Did you know how important it is to know your market and how it reacts when an indicator or a piece of news is being reported? As an example from my experience as a trader, OIL WTI in over 50% of the situations when the crude oil stocks are being published for the first 15 fifteen minutes after the report being made public, the price will go rather in the opposite direction compared to what it would be expected from a fundamental point of view. I mean, if the supplies will come bigger than the expectations, this would mean that the price should decrease as the supply is bigger, but you would be surprised to see that the first reaction for the price it is to go higher and only after 10-15 minutes to reverse to expected course of action.
One of the most important macro indicator that influence the markets, but especially the FX markets is the GDP, which is the broadest measure of economic activity and the first one that signals how “healthy” an economy really is. The value of the GDP practically points to the ECB if the Eurozone recovered and managed to get out of the recession and every time Mario Draghi pronounces it in his speeches about the state of the economy the markets reacts instantaneously.
Basically, the GDP measures the change that occurs in the most recent quarter in the inflation-adjusted value of all goods and services produced by the economy. Important to know is also the fact that are three versions of GDP released about 20 days apart. There is Flash, Revised and Final. The Flash release is the earliest and this is why tends to have the biggest impact. Because after the markets have seen the Flash release they already know which could be the range in which the Revised and Final reports could be as the difference between them cannot too large.
Another aspect you should bear in mind is that the Eurozone Flash GDP has to be correlated with the ones of Germany and France, which are reported earlier, because these two countries represent almost half of the Eurozone’s economy. Your trading strategies should follow the following fundamental logic and I will take as an example EURUSD as it is the most tradable instrument in the world with a 24.1% of the global trading volume in 2013.
First of all, you have to focus on the forecasted value and the actual value.

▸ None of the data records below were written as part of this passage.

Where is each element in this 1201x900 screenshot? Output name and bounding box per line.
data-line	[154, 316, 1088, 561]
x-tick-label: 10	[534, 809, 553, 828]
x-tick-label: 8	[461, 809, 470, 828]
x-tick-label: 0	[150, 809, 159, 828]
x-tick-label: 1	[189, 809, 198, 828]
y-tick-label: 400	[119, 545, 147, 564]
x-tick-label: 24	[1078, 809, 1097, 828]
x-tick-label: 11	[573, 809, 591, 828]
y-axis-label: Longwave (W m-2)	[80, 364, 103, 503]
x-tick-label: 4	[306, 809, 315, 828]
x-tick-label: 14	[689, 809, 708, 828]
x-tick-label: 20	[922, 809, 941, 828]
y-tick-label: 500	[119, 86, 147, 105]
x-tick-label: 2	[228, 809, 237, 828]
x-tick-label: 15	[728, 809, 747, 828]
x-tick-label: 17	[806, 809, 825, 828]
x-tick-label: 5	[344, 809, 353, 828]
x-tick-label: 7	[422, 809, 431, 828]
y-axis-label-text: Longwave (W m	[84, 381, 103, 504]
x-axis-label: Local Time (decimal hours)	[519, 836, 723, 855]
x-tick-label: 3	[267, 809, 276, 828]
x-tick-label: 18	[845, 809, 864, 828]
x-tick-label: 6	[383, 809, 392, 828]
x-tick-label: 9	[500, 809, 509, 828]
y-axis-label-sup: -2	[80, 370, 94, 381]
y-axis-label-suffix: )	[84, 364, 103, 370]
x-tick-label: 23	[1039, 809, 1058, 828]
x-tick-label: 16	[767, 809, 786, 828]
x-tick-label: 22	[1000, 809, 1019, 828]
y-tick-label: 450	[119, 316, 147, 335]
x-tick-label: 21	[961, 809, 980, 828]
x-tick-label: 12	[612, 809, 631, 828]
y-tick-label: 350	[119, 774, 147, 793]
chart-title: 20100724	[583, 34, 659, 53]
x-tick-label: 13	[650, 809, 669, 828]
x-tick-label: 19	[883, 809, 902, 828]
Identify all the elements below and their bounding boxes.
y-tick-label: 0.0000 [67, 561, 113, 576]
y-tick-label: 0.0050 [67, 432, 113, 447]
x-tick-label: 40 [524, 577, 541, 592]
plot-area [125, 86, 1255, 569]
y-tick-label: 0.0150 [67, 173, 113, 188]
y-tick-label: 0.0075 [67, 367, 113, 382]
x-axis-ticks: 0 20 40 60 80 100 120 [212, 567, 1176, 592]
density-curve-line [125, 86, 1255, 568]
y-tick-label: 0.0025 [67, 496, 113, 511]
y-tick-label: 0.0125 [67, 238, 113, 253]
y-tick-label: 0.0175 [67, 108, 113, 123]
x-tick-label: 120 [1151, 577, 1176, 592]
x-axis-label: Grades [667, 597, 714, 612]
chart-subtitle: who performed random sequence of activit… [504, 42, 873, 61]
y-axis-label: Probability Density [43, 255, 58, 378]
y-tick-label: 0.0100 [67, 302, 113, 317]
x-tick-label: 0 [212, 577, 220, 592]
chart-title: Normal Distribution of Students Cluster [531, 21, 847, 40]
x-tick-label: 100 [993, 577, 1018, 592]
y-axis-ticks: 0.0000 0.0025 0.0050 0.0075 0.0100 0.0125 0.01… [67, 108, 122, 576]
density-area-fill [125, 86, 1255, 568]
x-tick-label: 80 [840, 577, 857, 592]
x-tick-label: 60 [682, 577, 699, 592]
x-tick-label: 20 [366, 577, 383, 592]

If the actual will be above the expected, then the Eurozone economy has a healthier economy than the markets have expected. The effect will be that investors will jump in to buy EUR because is more appealing and sell USD, which means that EURUSD quotation will appreciate. On the contrary, if the actual value is below the expectations, the economy is doing poorly and it has no advantage anymore to own that currency. So, the investors are disappointed and they will rapidly sell EUR and buy USD, which means that EURUSD will depreciate.
It is crucial to understand and apply this kind of trading strategies because in time it will give you a “feel” of the markets. Acquiring this skill will give you the ability to use the swings of the markets in your favor and turn profitable on a more frequently basis. I am ending this article telling you to watch closely the Eurozone Flash GDP release of tomorrow and beware of the markets mood.